61-letni dyplomata w MSZ pracuje od 1980 r. Przed objęciem placówki warszawskiej był dyrektorem Sekretariatu Generalnego (Departamentu) MSZ Rosji. Wcześniej był ambasadorem w Norwegii (2006-2010) i Angoli (1999-2002). Pracował też w ambasadzie Rosji w Portugalii i ZSRR – w Mozambiku. Jest absolwentem Moskiewskiego Państwowego Instytutu Stosunków Międzynarodowych (MGIMO) i Akademii Dyplomatycznej przy MSZ Rosji.
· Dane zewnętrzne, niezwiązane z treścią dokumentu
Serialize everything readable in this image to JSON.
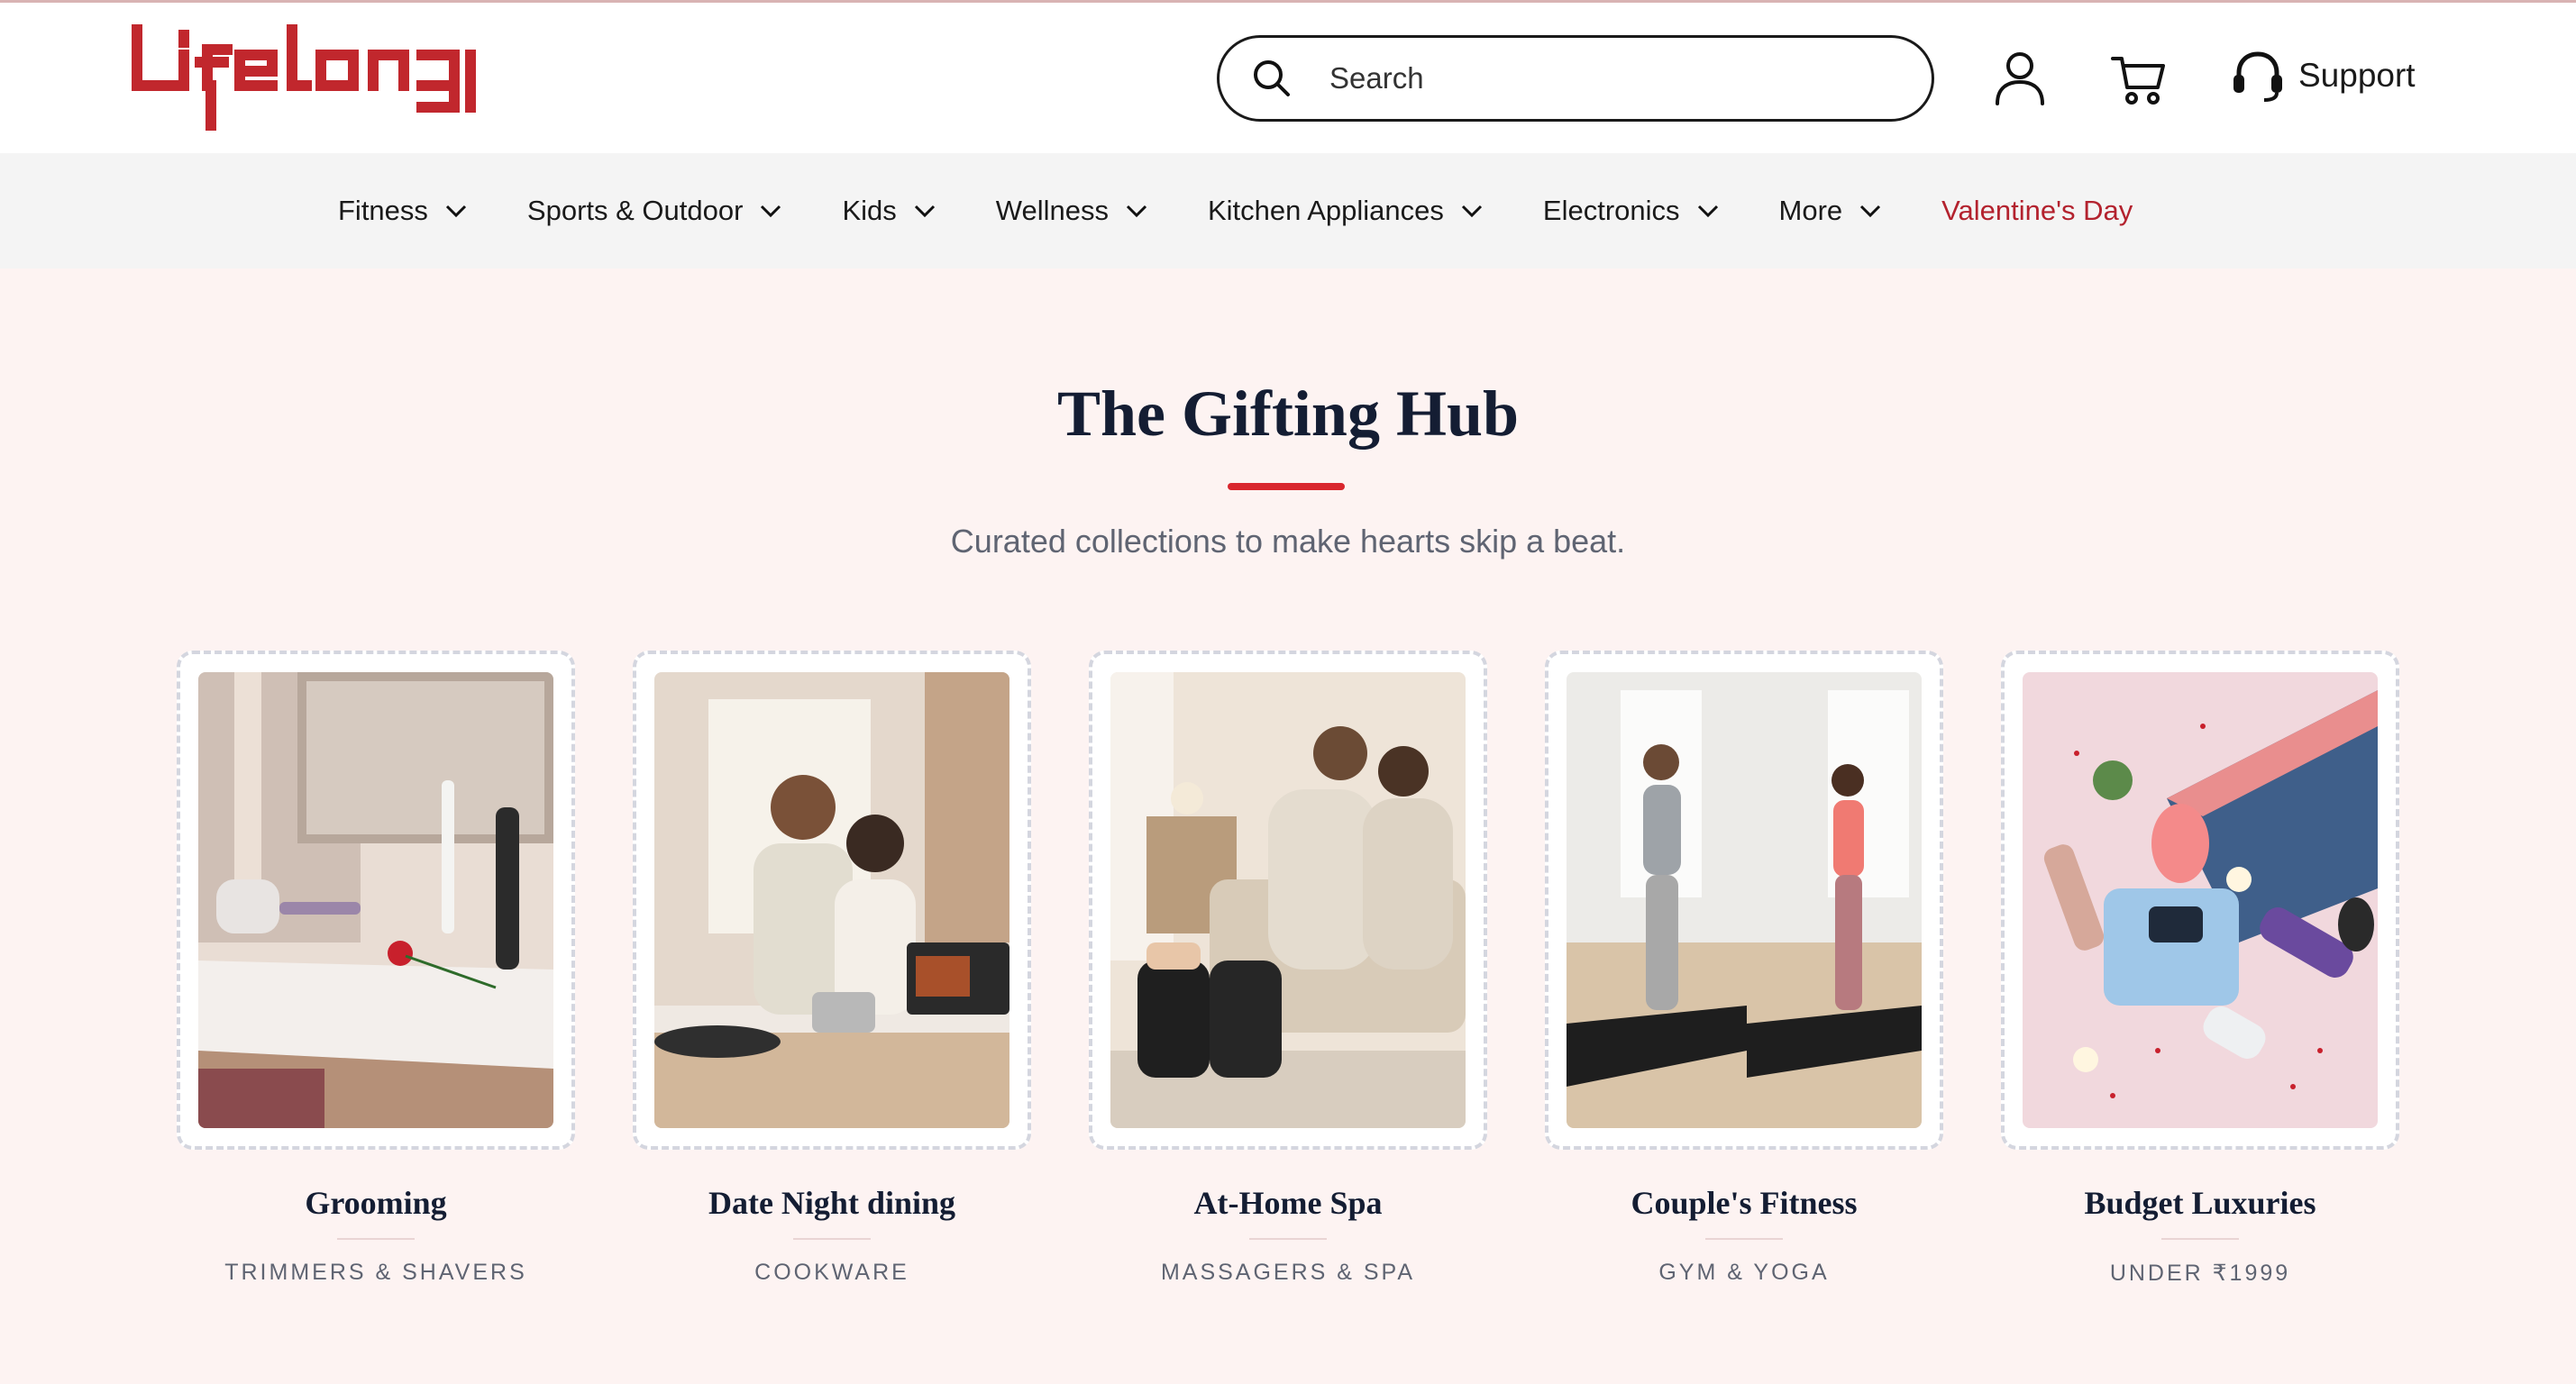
{
  "brand": {
    "name": "Lifelong",
    "color": "#c1272d"
  },
  "header": {
    "search_placeholder": "Search",
    "support_label": "Support",
    "icons": [
      "search-icon",
      "user-icon",
      "cart-icon",
      "headset-icon"
    ]
  },
  "nav": {
    "items": [
      {
        "label": "Fitness"
      },
      {
        "label": "Sports & Outdoor"
      },
      {
        "label": "Kids"
      },
      {
        "label": "Wellness"
      },
      {
        "label": "Kitchen Appliances"
      },
      {
        "label": "Electronics"
      },
      {
        "label": "More"
      }
    ],
    "highlight": "Valentine's Day",
    "highlight_color": "#b3222e"
  },
  "main": {
    "title": "The Gifting Hub",
    "subtitle": "Curated collections to make hearts skip a beat.",
    "accent_color": "#d9262e",
    "cards": [
      {
        "name": "Grooming",
        "sub": "TRIMMERS & SHAVERS"
      },
      {
        "name": "Date Night dining",
        "sub": "COOKWARE"
      },
      {
        "name": "At-Home Spa",
        "sub": "MASSAGERS & SPA"
      },
      {
        "name": "Couple's Fitness",
        "sub": "GYM & YOGA"
      },
      {
        "name": "Budget Luxuries",
        "sub": "UNDER ₹1999"
      }
    ]
  }
}
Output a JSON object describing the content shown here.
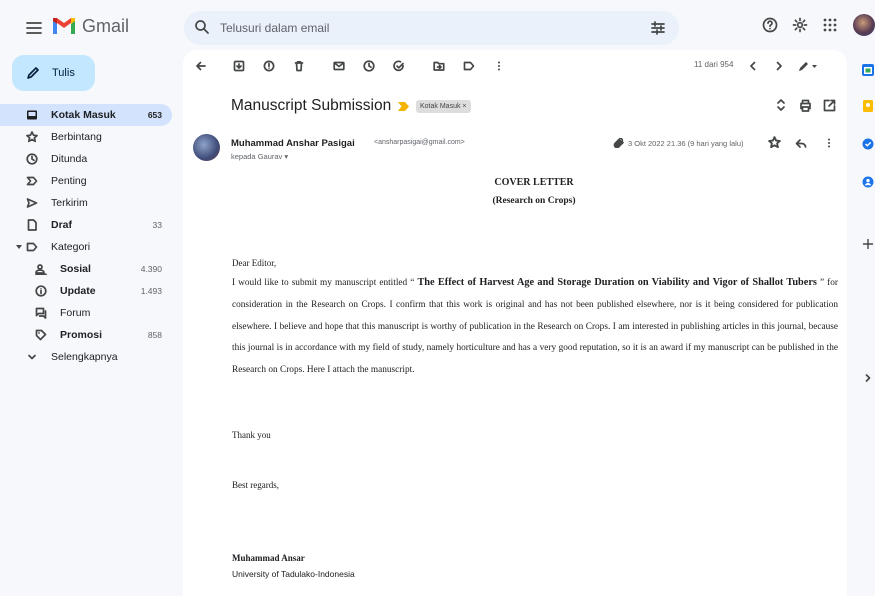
{
  "app": {
    "brand": "Gmail"
  },
  "search": {
    "placeholder": "Telusuri dalam email"
  },
  "compose": {
    "label": "Tulis"
  },
  "sidebar": {
    "items": [
      {
        "label": "Kotak Masuk",
        "count": "653"
      },
      {
        "label": "Berbintang",
        "count": ""
      },
      {
        "label": "Ditunda",
        "count": ""
      },
      {
        "label": "Penting",
        "count": ""
      },
      {
        "label": "Terkirim",
        "count": ""
      },
      {
        "label": "Draf",
        "count": "33"
      },
      {
        "label": "Kategori",
        "count": ""
      },
      {
        "label": "Sosial",
        "count": "4.390"
      },
      {
        "label": "Update",
        "count": "1.493"
      },
      {
        "label": "Forum",
        "count": ""
      },
      {
        "label": "Promosi",
        "count": "858"
      },
      {
        "label": "Selengkapnya",
        "count": ""
      }
    ]
  },
  "toolbar": {
    "pager": "11 dari 954"
  },
  "email": {
    "subject": "Manuscript Submission",
    "label_chip": "Kotak Masuk ×",
    "sender_name": "Muhammad Anshar Pasigai",
    "sender_email": "<ansharpasigai@gmail.com>",
    "recipient": "kepada Gaurav ▾",
    "date": "3 Okt 2022 21.36 (9 hari yang lalu)"
  },
  "letter": {
    "title": "COVER LETTER",
    "subtitle": "(Research on Crops)",
    "salutation": "Dear Editor,",
    "body_pre": "I would like to submit my manuscript entitled “ ",
    "manuscript_title": "The Effect of Harvest Age and Storage Duration on Viability and Vigor of Shallot Tubers",
    "body_post": " ” for consideration in the Research on Crops. I confirm that this work is original and has not been published elsewhere, nor is it being considered for publication elsewhere. I believe and hope that this manuscript is worthy of publication in the Research on Crops. I am interested in publishing articles in this journal, because this journal is in accordance with my field of study, namely horticulture and has a very good reputation, so it is an award if my manuscript can be published in the Research on Crops. Here I attach the manuscript.",
    "thanks": "Thank you",
    "regards": "Best regards,",
    "signature_name": "Muhammad Ansar",
    "signature_affiliation": "University of Tadulako-Indonesia"
  },
  "colors": {
    "compose_bg": "#c2e7ff",
    "active_nav": "#d3e3fd",
    "search_bg": "#eaf1fb",
    "page_bg": "#f6f8fc",
    "label_arrow": "#f4b400"
  }
}
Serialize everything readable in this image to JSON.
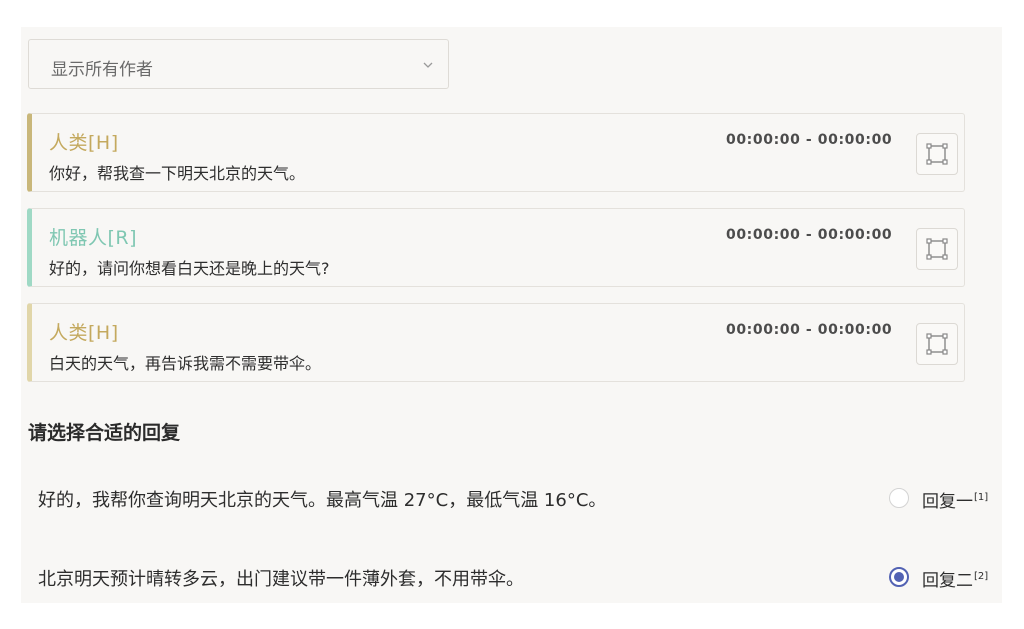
{
  "author_filter": {
    "selected": "显示所有作者"
  },
  "messages": [
    {
      "speaker": "人类[H]",
      "text": "你好，帮我查一下明天北京的天气。",
      "time": "00:00:00 - 00:00:00"
    },
    {
      "speaker": "机器人[R]",
      "text": "好的，请问你想看白天还是晚上的天气?",
      "time": "00:00:00 - 00:00:00"
    },
    {
      "speaker": "人类[H]",
      "text": "白天的天气，再告诉我需不需要带伞。",
      "time": "00:00:00 - 00:00:00"
    }
  ],
  "reply_section": {
    "title": "请选择合适的回复",
    "options": [
      {
        "text": "好的，我帮你查询明天北京的天气。最高气温 27°C，最低气温 16°C。",
        "label": "回复一",
        "ref": "[1]",
        "selected": false
      },
      {
        "text": "北京明天预计晴转多云，出门建议带一件薄外套，不用带伞。",
        "label": "回复二",
        "ref": "[2]",
        "selected": true
      }
    ]
  },
  "colors": {
    "human_accent": "#c4a95e",
    "bot_accent": "#7fc7b2",
    "radio_selected": "#5262b3"
  },
  "icons": {
    "select_arrow": "chevron-down-icon",
    "expand": "bounding-box-icon"
  }
}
Fragment, na który zwrócił uwagę dr Adamski, mówi o Kresach odebranych Polsce w wyniku zaborów jako o ziemiach “odwiecznie rosyjskich”. Austria i Prusy miały zająć “rdzenne ziemie polskie”. Ambasador przekonywał też o “okrucieństwie, za pomocą którego polscy magnaci i szlachta zmuszali miejscową ludność rosyjską do posłuszeństwa na Kresach”. Próba odzyskania niepodległości w czasach napoleońskich i wyprawa przeciw zaborcy w ramach Wielkiej Armii również mu się nie spodobała.
Zresztą udział w zaborach – jak tłumaczył Andriejew – w zasadzie został Rosji narzucony. Wystarczały jej mocne wpływy w słabnącej Rzeczypospolitej ale “Katarzyna II musiała ulec presji Berlina i Wiednia”.
Powtarzane są też zarzuty “nieludzkiego” traktowania jeńców po wojnie polsko-sowieckiej (1919–1921). Niejednokrotnie Rosjanie tłumaczyli tym późniejszy, “odwetowy” mord w Katyniu. Ze względu na przepełnienie obozów oraz trudną sytuację Polski w tym okresie śmiertelność wśród jeńców w polskich obozach wynosiła 17–20%. Główną przyczyną były wybuchające regularnie epidemie chorób zakaźnych (tyfusu, czerwonki, cholery, grypy). Strona polska ocenia, że w ciągu trzech lat w polskiej niewoli zmarło 16–18 tys. jeńców sowieckich. Kwestia śmierci jeńców sowieckich w Polsce pojawiła się na forum publicznym po 1990 r., kiedy Michaił Gorbaczow przyznał się do odpowiedzialności ZSRR za zbrodnię katyńską. Część mediów rosyjskich powróciła do wydarzeń z 1920 r., starając się w ten sposób usprawiedliwić zbrodnię katyńską. Rozpowszechniane w Rosji opinie wymieniające kilkakrotnie bądź kilkunastokrotnie większą liczbę ofiar śmiertelnych wśród tej grupy ofiar wojny (40, 60 bądź ponad 100 tys.) uznane zostały za nieprawdziwe przez wspólną polsko-rosyjską publikację opracowaną przez historyków w 2004 r. W Rosji używa się sformułowania polskie obozy koncentracyjne lub obozy śmierci w odniesieniu do obozów jenieckich dla rosyjskich jeńców wojennych.